What the Human Genome Project did for sequencing the genes of human DNA, the Mouse Genome Sequencing Consortium has now accomplished for the furry rodent for which this blog is named.

According to a study recently published in the open-access online journal PLoS Biology,  a group of scientists have finished mapping the 20,000-plus sequence of genes existing in mice DNA — an accomplishment that could have a big impact on the study of human disease and treatment.

All together more than 150 scientists, in at least 13 different locations, analyzed the DNA of the “Black 6" mouse — a common strain of mouse used in laboratory trails — to complete the genome “assembly.”  They found that despite having 20 chromosome pairs compared to humankind’s 23, mice have more than 1,000 additional protein-coding genes than humans (mice have 20,210 and humans have 19,042). 

The mouse genome contained 3,767 genes described as “lineage specific” (i.e. gene sequences that are not found in other species).
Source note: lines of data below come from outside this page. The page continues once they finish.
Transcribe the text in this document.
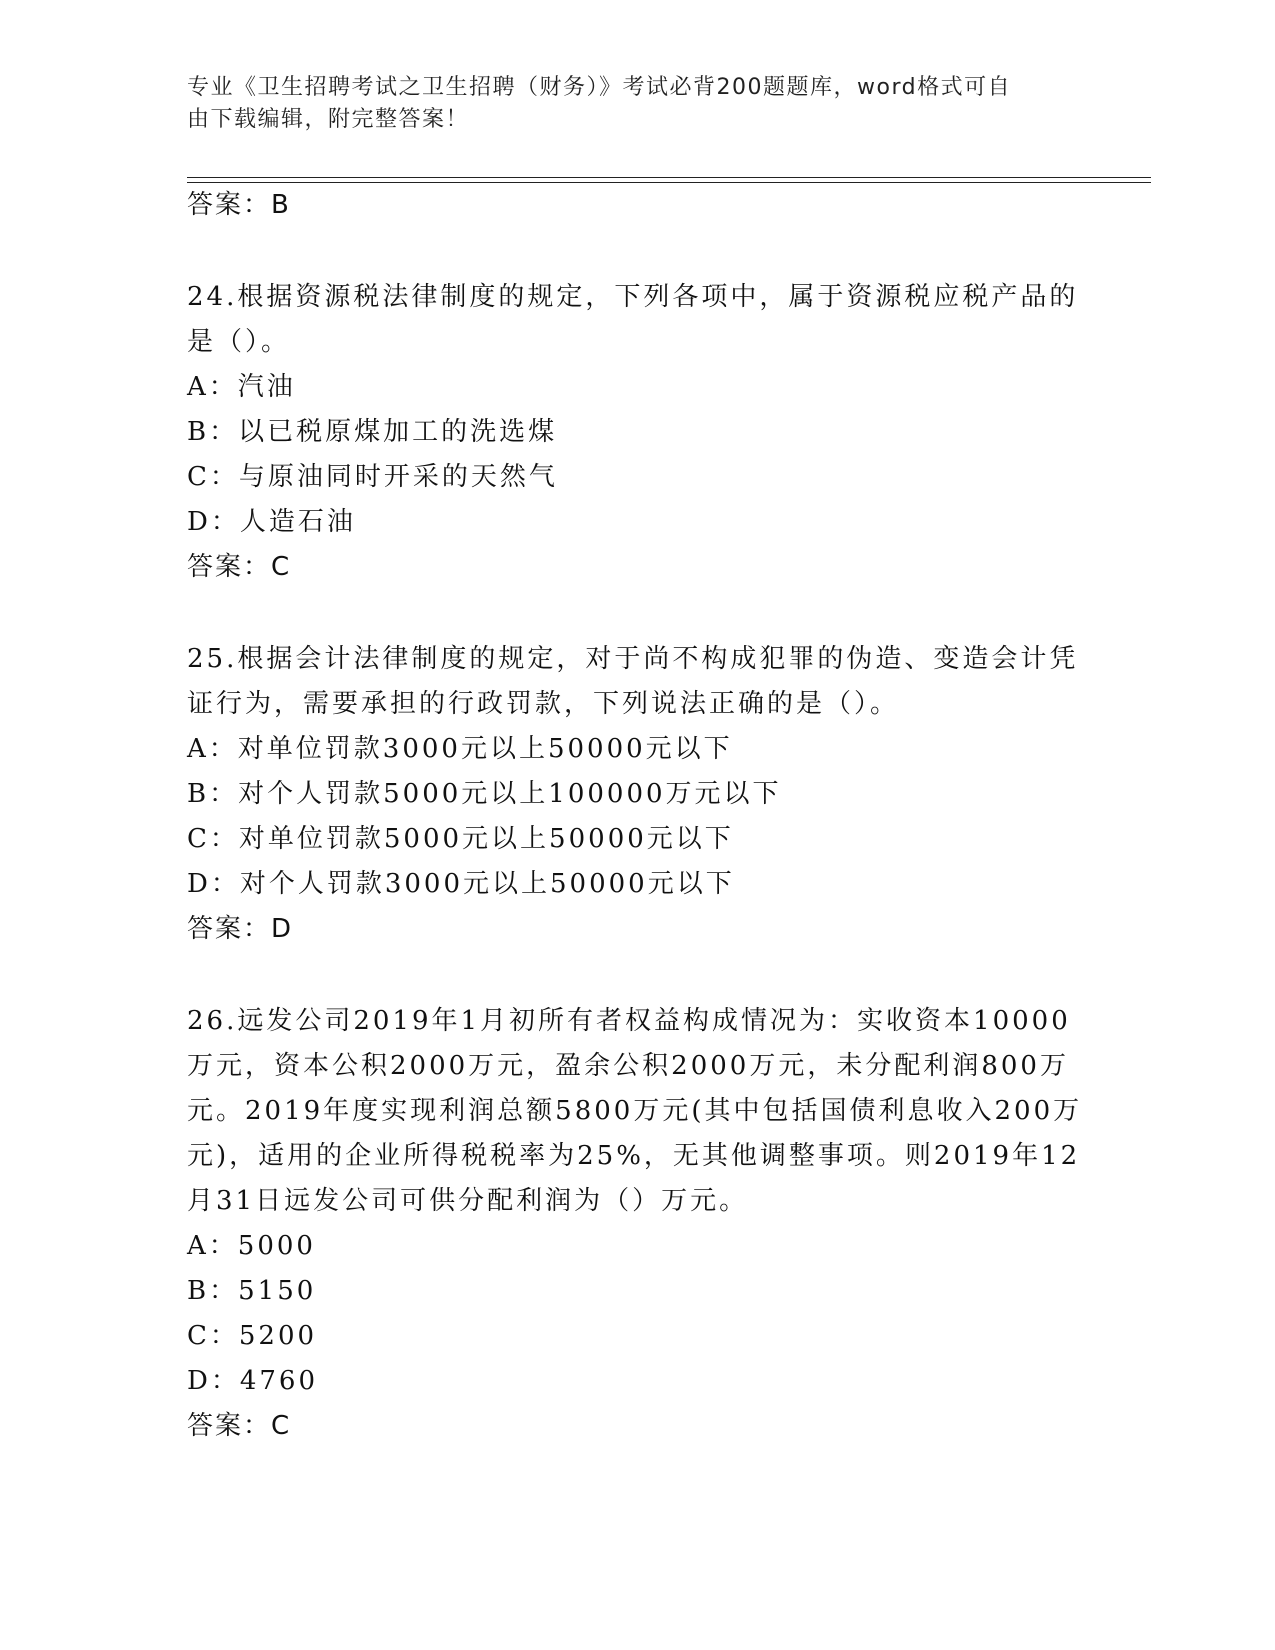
专业《卫生招聘考试之卫生招聘（财务）》考试必背200题题库，word格式可自
由下载编辑，附完整答案！
答案：B
24.根据资源税法律制度的规定，下列各项中，属于资源税应税产品的
是（）。
A：汽油
B：以已税原煤加工的洗选煤
C：与原油同时开采的天然气
D：人造石油
答案：C
25.根据会计法律制度的规定，对于尚不构成犯罪的伪造、变造会计凭
证行为，需要承担的行政罚款，下列说法正确的是（）。
A：对单位罚款3000元以上50000元以下
B：对个人罚款5000元以上100000万元以下
C：对单位罚款5000元以上50000元以下
D：对个人罚款3000元以上50000元以下
答案：D
26.远发公司2019年1月初所有者权益构成情况为：实收资本10000
万元，资本公积2000万元，盈余公积2000万元，未分配利润800万
元。2019年度实现利润总额5800万元(其中包括国债利息收入200万
元)，适用的企业所得税税率为25%，无其他调整事项。则2019年12
月31日远发公司可供分配利润为（）万元。
A：5000
B：5150
C：5200
D：4760
答案：C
In total, however, mice and humans share 15,187 genes that have not changed since the two species diverged from their last common ancestor more than 90 million years ago. 

The new research improves upon a 2002 study published in Nature where a draft of the mouse genome, which contained more than 176,000 gaps and other errors, was presented. The newly finished genome contains 2,185 genes that were missing or misassembled in the 2002 sequence — 1,259 of which were mouse specific.

Because of their small size and relatively quick reproduction ability, mice are researchers’ animal model of choice in human disease, development and psychology research. The now fully mapped mouse genome assembly will help scientists both interpret the human genome itself (only 5 percent of the human genome contains actual genes) and identify new ways to use mice as model systems in human disease and treatment research.

For example, research groups like the Knock Out Mouse Project will be able to use the completed mouse genome as a map to systematically knock out individual genes with mutations in order to better understand each gene’s specific function in mice and, where possible, in humans.

“The better we understand the mouse genome, the better we can understand the mouse,” says Deanna Church, a genetics researcher at the National Center for Biotechnology Information and one of the lead scientists of the study, “This will allow us to better interpret mouse models, especially when they don’t exactly replicate a human phenotype. Understanding the differences is key to getting the most out of (this) model organism.”